Harmon fiddled vainly with his police radio. He could get nothing but static. Later I learned that all the police forces for miles in both directions had constant trouble with their radios that week. Heavy magnetic interference totally disrupted communications among law authorities while the UFOs carried out their mysterious missions. The destruction of Sheriff Johnson’s transmitter was just one small part of the scenario. Telephones, too, went bonkers that week. It seemed as if half the phones in the valley were either out of order altogether, or were clogged with crazy beeps and buzzes.
Accompanied by the two teen-agers, I left Harmon and h
iked into the nearby hills in the total blackness. As my eyes became acclimated to the night I began to distinguish a number of vague purple shapes hovering over a woods on Rolfe Lee’s property. At first I thought they might be stars low in the sky, gleaming through the natural haze. But when I flashed my six-celled light at one of these purple blobs it suddenly and jerkily moved to one side, as if it were jumping out of my light beam. Fascinated, I repeated the experiment several times. Then I tried flashing the light at obvious stars to see if this wasn’t just some trick of my eyesight. The stars didn’t move, naturally.
We sat on the hilltop studying the purple blobs for several minutes when suddenly the whole forest in the valley below lit up and glowed with a bright, eerie purple light. There were no houses or roads down there.
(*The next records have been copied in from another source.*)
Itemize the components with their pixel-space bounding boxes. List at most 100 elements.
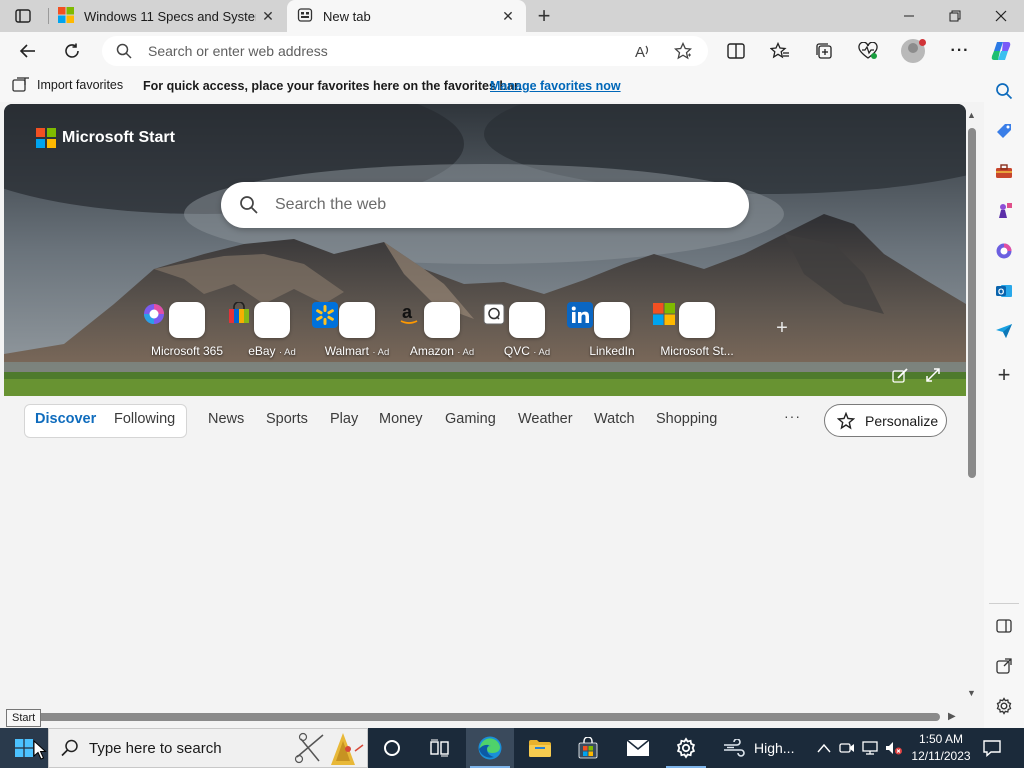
back-button[interactable] (14, 37, 42, 65)
tab-weather[interactable]: Weather (518, 411, 573, 427)
clock-date: 12/11/2023 (911, 749, 971, 763)
notifications-button[interactable] (980, 736, 1004, 760)
cortana-ring-icon (384, 740, 400, 756)
taskbar-settings[interactable] (662, 728, 710, 768)
tab-actions-button[interactable] (8, 6, 38, 26)
favorite-star-icon[interactable] (673, 41, 693, 65)
scrollbar-thumb[interactable] (968, 128, 976, 478)
weather-widget[interactable]: High... (722, 728, 794, 768)
split-screen-button[interactable] (722, 37, 750, 65)
tab-money[interactable]: Money (379, 411, 423, 427)
refresh-button[interactable] (58, 37, 86, 65)
svg-text:a: a (402, 302, 413, 322)
address-input[interactable] (148, 36, 608, 66)
volume-muted-icon[interactable] (885, 740, 903, 756)
tab-discover[interactable]: Discover (35, 411, 96, 427)
quick-link-amazon[interactable]: a Amazon · Ad (397, 302, 487, 358)
windows-taskbar: High... 1:50 AM 12/11/2023 (0, 728, 1024, 768)
expand-background-button[interactable] (926, 368, 946, 388)
sidebar-add-button[interactable]: + (990, 361, 1018, 389)
add-quick-link-button[interactable]: + (772, 318, 792, 338)
microsoft-store-icon (653, 302, 715, 338)
collections-button[interactable] (810, 37, 838, 65)
restore-button[interactable] (932, 0, 978, 32)
microsoft-logo-icon (36, 128, 56, 148)
import-favorites-button[interactable]: Import favorites (12, 77, 123, 93)
tab-following[interactable]: Following (114, 411, 175, 427)
close-window-button[interactable] (978, 0, 1024, 32)
cortana-button[interactable] (368, 728, 416, 768)
scroll-down-arrow-icon[interactable]: ▼ (967, 688, 976, 698)
sidebar-settings-button[interactable] (990, 692, 1018, 720)
folder-icon (529, 740, 551, 757)
vertical-scrollbar[interactable]: ▲ ▼ (966, 104, 984, 710)
quick-link-walmart[interactable]: Walmart · Ad (312, 302, 402, 358)
manage-favorites-link[interactable]: Manage favorites now (490, 79, 621, 93)
browser-essentials-button[interactable] (854, 37, 882, 65)
horizontal-scrollbar[interactable]: ▶ (4, 710, 966, 726)
task-view-button[interactable] (416, 728, 464, 768)
quick-link-label: Microsoft 365 (150, 344, 224, 358)
meet-now-icon[interactable] (838, 740, 856, 756)
send-plane-icon (996, 324, 1012, 338)
system-clock[interactable]: 1:50 AM 12/11/2023 (906, 731, 976, 765)
hide-sidebar-button[interactable] (990, 612, 1018, 640)
favorites-button[interactable] (766, 37, 794, 65)
quick-link-linkedin[interactable]: LinkedIn (567, 302, 657, 358)
quick-link-qvc[interactable]: QVC · Ad (482, 302, 572, 358)
quick-link-label: QVC · Ad (503, 344, 551, 358)
tab-windows-11-specs[interactable]: Windows 11 Specs and System Requirements… (48, 0, 286, 32)
tab-new-tab[interactable]: New tab ✕ (287, 0, 526, 32)
minimize-button[interactable] (886, 0, 932, 32)
tab-shopping[interactable]: Shopping (656, 411, 717, 427)
tab-sports[interactable]: Sports (266, 411, 308, 427)
import-favorites-icon (12, 77, 29, 92)
sidebar-search-button[interactable] (990, 77, 1018, 105)
microsoft-start-brand[interactable]: Microsoft Start (36, 128, 175, 148)
address-bar[interactable]: A (102, 36, 708, 66)
tab-play[interactable]: Play (330, 411, 358, 427)
close-tab-icon[interactable]: ✕ (260, 8, 276, 24)
more-tabs-button[interactable]: ··· (784, 408, 801, 424)
taskbar-search-input[interactable] (89, 729, 279, 767)
close-tab-icon[interactable]: ✕ (500, 8, 516, 24)
quick-link-microsoft-365[interactable]: Microsoft 365 (142, 302, 232, 358)
taskbar-search-box[interactable] (48, 728, 368, 768)
sidebar-shopping-button[interactable] (990, 117, 1018, 145)
scroll-right-arrow-icon[interactable]: ▶ (948, 711, 956, 722)
taskbar-file-explorer[interactable] (516, 728, 564, 768)
scroll-up-arrow-icon[interactable]: ▲ (967, 110, 976, 120)
search-highlight-illustration-icon (293, 731, 367, 768)
sidebar-tools-button[interactable] (990, 157, 1018, 185)
network-icon[interactable] (862, 740, 880, 756)
edit-background-button[interactable] (892, 368, 912, 388)
close-icon (995, 10, 1007, 22)
taskbar-edge[interactable] (466, 728, 514, 768)
taskbar-microsoft-store[interactable] (564, 728, 612, 768)
microsoft-logo-icon (58, 6, 74, 26)
scrollbar-thumb[interactable] (34, 713, 940, 721)
read-aloud-icon[interactable]: A (634, 42, 652, 65)
sidebar-drop-button[interactable] (990, 317, 1018, 345)
taskbar-mail[interactable] (614, 728, 662, 768)
copilot-button[interactable] (988, 37, 1016, 65)
tab-watch[interactable]: Watch (594, 411, 635, 427)
sidebar-games-button[interactable] (990, 197, 1018, 225)
ebay-icon (229, 302, 290, 338)
heart-pulse-icon (858, 42, 878, 59)
sidebar-outlook-button[interactable]: O (990, 277, 1018, 305)
settings-more-button[interactable]: ··· (946, 37, 974, 65)
quick-link-ebay[interactable]: eBay · Ad (227, 302, 317, 358)
web-search-box[interactable] (221, 182, 749, 228)
tab-gaming[interactable]: Gaming (445, 411, 496, 427)
web-search-input[interactable] (275, 182, 715, 228)
chevron-up-icon[interactable] (815, 740, 833, 756)
restore-icon (949, 10, 961, 22)
tab-news[interactable]: News (208, 411, 244, 427)
quick-link-microsoft-store[interactable]: Microsoft St... (652, 302, 742, 358)
plus-icon: + (997, 362, 1011, 387)
open-external-button[interactable] (990, 652, 1018, 680)
personalize-button[interactable]: Personalize (824, 404, 947, 437)
new-tab-button[interactable]: + (531, 3, 557, 28)
sidebar-m365-button[interactable] (990, 237, 1018, 265)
It would have been a long hike in the dark and the boys were reluctant to join me, so we just sat and stared at the glowing forest until the light faded.
III.
The next night, Saturday, April 1, Mary Hyre and I drove up Five Mile Creek Road below Gallipolis Ferry until we reached a hilltop which commanded a view of the hills and valleys I had visited the night before. There was a single farmhouse on the hill and the people who lived there went to bed at 9:30 each night, being early risers. So the whole area was silent, deserted, and without lights throughout the night.
A few minutes after we arrived, Mary pointed out a small reddish light low on a steep wooded hill south of our position. It appeared to be blinking on and off, and bobbing up and down in a manner quite different from any of the stars on the horizon. While we watched breathlessly, barely speaking, it slowly circled the distant fields and woods and crossed in front of us, edging closer and closer. The farmhouse was about seventy-five feet in front of us. The object now appeared to be square or rectangular. It could not be mistaken for a star. It vanished momentarily behind some trees north of the farmhouse and when it reappeared it was much closer. Now we could make out a dark form. The red glow seemed to be a window. It hovered about fifty feet off the ground. I thought I could see a shadowy human figure in the “window” but Mary thought it was some kind of partition. This was the only point on which we disagreed.